THE EXTENT OF the broad system-wide improvements are clear when you bear in mind that even with projected losses at the 18 bank holding companies included in the exercise of a pretty scary US$462bn over the nine quarters of the hypothetical stress scenario (although down from US$534bn last year), the aggregate Tier 1 common capital ratio would fall to 7.7% in the fourth quarter of 2014 from 11.1% in the third quarter of 2012. (I say “only”; it’s actually a fairly dramatic fall but the point is it wouldn’t destroy the sector and capital levels would remain above regulatory minimums). Remember that the actual aggregate Tier 1 common ratio for the 18 firms at the end of 2008 was around 5.6%.

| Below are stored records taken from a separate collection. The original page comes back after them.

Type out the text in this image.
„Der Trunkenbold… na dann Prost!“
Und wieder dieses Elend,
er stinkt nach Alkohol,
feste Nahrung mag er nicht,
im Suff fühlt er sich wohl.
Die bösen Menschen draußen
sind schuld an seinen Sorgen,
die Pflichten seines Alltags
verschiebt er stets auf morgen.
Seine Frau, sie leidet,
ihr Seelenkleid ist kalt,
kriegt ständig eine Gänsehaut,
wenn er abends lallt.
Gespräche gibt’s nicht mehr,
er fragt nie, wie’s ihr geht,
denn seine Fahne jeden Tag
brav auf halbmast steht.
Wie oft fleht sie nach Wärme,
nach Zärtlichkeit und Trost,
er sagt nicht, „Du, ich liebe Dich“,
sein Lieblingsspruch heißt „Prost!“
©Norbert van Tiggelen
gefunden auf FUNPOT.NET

Notwithstanding the fact that equity investors may be somewhat confused as to how to read the discrepancies between the Fed and the banks, I’d say the exercise was a strategic buy signal for the US banking sector.

We may get some near-term volatility in bank stocks as dividend and buyback plans are announced, but that’ll result in some tactical rotation. But by having a 48-hour window to alter their plans to return capital to shareholders, banks will at least be able to avoid the ignominy of having their plans turned down, as happened with Citigroup in 2012 and which ended up being another nail in the coffin of Vikram Pandit’s reign as CEO.

Mike Corbat’s US$1.2bn stock buyback target through March 2014 was clearly set at a level that guarantees it’d get approval. Other banks will do the same. Net-net, I see no reason why the sector shouldn’t continue its ascent, particularly as the US economy clambers its way back to sustainable growth.